AMERICAN defence policy is focusing ever more on one fear: that North Korea will be able to launch an intercontinental ballistic missile, armed with a nuclear, chemical or biological warhead, within the next 10-15 years, capable of reaching anywhere in the US and Europe. The potential threat posed by North Korea's secret ballistic missile programme was laid out in detail in a recent US National Intelligence Estimate which was classified "Cosmic Top Secret". A declassified summary has been made available by the Pentagon.
America's dire warning is causing alarm in Europe, but not out of fear of a forthcoming Armageddon. America's partners are worried that the US proposal to build an anti-ballistic missile system will, if approved by President Clinton, return relations with Russia to Cold War status.
Yet America is proposing to deploy a multibillion-dollar national missile defence system, initially with 100 interceptors in Alaska, on the off-chance that a country like North Korea, Iran or Iraq might decide to fire an ICBM at the US.

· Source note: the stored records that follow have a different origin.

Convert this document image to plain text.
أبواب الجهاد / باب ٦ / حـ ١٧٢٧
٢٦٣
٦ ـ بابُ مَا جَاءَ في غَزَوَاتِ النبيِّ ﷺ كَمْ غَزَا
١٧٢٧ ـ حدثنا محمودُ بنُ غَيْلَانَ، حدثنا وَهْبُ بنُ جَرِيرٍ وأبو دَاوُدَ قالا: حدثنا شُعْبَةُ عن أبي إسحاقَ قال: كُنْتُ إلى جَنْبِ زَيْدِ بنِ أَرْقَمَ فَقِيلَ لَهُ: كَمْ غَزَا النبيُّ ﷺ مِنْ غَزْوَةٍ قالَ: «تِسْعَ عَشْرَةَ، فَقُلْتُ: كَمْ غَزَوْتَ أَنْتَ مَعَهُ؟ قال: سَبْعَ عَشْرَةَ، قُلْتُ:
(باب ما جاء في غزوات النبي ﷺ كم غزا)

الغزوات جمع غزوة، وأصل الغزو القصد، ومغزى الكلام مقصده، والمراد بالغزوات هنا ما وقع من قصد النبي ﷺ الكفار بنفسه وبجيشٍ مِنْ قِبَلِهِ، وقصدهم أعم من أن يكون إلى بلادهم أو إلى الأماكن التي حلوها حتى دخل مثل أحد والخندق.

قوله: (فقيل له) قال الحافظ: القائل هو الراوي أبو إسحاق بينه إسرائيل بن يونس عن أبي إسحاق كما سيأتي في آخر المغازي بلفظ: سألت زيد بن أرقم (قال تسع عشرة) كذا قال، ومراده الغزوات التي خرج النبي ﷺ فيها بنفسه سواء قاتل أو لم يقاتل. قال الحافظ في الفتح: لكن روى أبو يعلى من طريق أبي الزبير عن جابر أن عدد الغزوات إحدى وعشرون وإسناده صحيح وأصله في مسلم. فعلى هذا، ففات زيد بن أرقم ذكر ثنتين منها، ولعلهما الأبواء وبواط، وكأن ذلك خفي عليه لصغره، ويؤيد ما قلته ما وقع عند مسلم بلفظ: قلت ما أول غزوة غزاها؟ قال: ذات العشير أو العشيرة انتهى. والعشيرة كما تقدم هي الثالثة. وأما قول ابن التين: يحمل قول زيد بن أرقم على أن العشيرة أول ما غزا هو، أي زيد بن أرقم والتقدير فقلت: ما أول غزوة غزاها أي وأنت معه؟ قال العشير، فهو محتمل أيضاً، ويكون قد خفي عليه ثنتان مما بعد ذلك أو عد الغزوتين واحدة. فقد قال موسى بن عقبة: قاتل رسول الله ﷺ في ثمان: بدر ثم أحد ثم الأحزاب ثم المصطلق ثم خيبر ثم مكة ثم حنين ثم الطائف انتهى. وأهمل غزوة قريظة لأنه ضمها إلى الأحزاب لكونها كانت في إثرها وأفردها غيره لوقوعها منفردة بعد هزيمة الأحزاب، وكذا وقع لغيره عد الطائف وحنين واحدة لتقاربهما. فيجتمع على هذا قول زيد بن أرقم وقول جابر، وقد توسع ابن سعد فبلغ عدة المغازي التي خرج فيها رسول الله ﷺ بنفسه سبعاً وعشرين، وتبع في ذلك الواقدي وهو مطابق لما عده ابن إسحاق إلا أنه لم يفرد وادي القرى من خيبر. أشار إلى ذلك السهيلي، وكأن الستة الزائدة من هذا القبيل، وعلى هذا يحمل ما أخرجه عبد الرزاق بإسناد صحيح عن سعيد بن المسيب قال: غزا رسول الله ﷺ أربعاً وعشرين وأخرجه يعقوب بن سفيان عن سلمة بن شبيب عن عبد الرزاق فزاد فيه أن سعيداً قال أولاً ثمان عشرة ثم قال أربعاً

The Europeans are not yet convinced. Even a limited ABM system, aimed at protecting against rogue missile attacks, would undermine the one concept which kept us all alive during the Cold War: nuclear deterrence. It would unravel all the arms control agreements reached with Russia, especially the ABM Treaty. It might also lead to a new arms race, particularly with China.

The US remains hopeful that the Russians will "come round" and will agree to modify the ABM Treaty to meet the challenge of North Korea and other rogue states. But Europe does not share that optimism.
The irony is that Russia installed a 100-missile ABM system around Moscow, as agreed under the 1972 ABM Treaty, but the US decided against doing the same at its ABM site at Grand Forks in Dakota. Any move now to put 100 ABM interceptors in Alaska would breach the treaty.
The latest US National Intelligence Estimate admits that North Korea, Iran and Iraq would view their ICBMs "more as strategic weapons of deterrence and coercive diplomacy than as weapons of war". But the US judgment is that the "probability" of an ICBM armed with a non-conventional warhead being launched is higher today than during most of the Cold War.